I'm not sure that I agree with your argument. For one, it's impossible for a person to be entirely undecided. It's like balancing on the vertex of a V: you gotta tip one way or another, eventually, especially in social contexts when people demand opinions from those around them. So it is not big surprise to me that undeciders are in fact leaners.
I think if you really wanted to make the argument that undecided voters aren't articulating their ideas even though they have a firmly rooted opinion, you'd have to try to sway their decision and see how that compares to the average partisan voter. The question I would ask is about the strength of belief, not just the direction of belief.
New Yorker readers (and Jonah's recent inclusion in the writer's gang should be sufficient incentive to become one if not already) have the benefit of the lucid and absorbing study of polling by Bruce McCall in the August 11 & 18 issue: Pollster Reports Nightmares. On the page before our esteemed Dr. Groopman's article on germs. Bruce can write AND draw. But Jonah can write, reads up a storm, can cook, cultivates peppers, and who knows what else.
Awesome at a mere 27, the future looks cosmic for this high-information wunderkind.
Trying to be blind to the bias for a desired result in any poll or test is beyond my humble skills. If dimwits are asking, I overskew, don't you?
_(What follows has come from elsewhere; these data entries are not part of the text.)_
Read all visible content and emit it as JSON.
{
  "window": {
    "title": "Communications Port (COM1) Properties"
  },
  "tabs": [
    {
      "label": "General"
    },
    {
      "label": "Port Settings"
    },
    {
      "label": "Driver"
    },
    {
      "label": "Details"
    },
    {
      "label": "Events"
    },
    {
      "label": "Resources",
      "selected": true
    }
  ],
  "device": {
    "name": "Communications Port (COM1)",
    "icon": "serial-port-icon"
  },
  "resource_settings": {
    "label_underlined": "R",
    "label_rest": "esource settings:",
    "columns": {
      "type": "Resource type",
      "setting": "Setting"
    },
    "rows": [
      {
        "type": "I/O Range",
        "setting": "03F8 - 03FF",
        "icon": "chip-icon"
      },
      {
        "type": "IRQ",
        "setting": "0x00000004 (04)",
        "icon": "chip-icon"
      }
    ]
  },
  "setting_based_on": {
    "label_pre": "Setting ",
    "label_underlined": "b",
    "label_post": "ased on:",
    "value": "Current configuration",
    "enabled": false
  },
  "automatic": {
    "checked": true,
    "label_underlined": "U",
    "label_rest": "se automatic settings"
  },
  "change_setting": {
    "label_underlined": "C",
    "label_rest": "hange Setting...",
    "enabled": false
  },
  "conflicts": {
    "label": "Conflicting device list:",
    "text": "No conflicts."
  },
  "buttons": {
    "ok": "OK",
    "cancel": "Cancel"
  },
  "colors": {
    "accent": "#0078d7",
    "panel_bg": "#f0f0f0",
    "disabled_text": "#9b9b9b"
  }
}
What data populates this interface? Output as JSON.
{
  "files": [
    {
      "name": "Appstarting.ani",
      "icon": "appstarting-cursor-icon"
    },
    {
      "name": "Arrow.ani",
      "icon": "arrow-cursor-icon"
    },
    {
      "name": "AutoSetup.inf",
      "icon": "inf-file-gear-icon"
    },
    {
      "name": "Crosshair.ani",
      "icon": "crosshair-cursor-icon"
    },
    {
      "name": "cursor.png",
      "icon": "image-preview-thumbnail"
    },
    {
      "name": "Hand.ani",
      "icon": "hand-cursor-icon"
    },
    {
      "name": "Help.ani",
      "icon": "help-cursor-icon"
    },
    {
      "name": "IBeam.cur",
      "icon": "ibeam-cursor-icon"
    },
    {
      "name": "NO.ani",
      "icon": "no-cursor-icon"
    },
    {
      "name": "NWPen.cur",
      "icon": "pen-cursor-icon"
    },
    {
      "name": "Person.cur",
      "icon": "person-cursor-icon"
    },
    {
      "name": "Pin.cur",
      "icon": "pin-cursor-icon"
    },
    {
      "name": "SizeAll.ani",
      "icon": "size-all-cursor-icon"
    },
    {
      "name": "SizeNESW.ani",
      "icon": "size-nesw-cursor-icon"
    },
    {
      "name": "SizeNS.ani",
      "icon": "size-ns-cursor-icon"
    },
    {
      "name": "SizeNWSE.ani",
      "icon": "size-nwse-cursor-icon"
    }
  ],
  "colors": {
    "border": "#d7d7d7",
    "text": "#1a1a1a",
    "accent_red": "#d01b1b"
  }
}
Mixed feelings can arise from having too-much information just as easily as from having too little and "lean"ing is not equivalent to being clearly decided. Especially in politics. None of this has much to do with one's knowledge or ability to articulate the reasons why s/he is not firmly decided. Many other factors play a much greater role here, including the particular method of questioning and individual differences in verbal and affective style. A clearer framing of this IAT finding might be to skip all the leaps of logic and simply relate it to the larger set of research that suggest emotional processes often precede behavioral choices which often precede having articulatory access to (or making just-so stories about) the underlying motivation for one's choices (e.g., in the Iowa gambling task).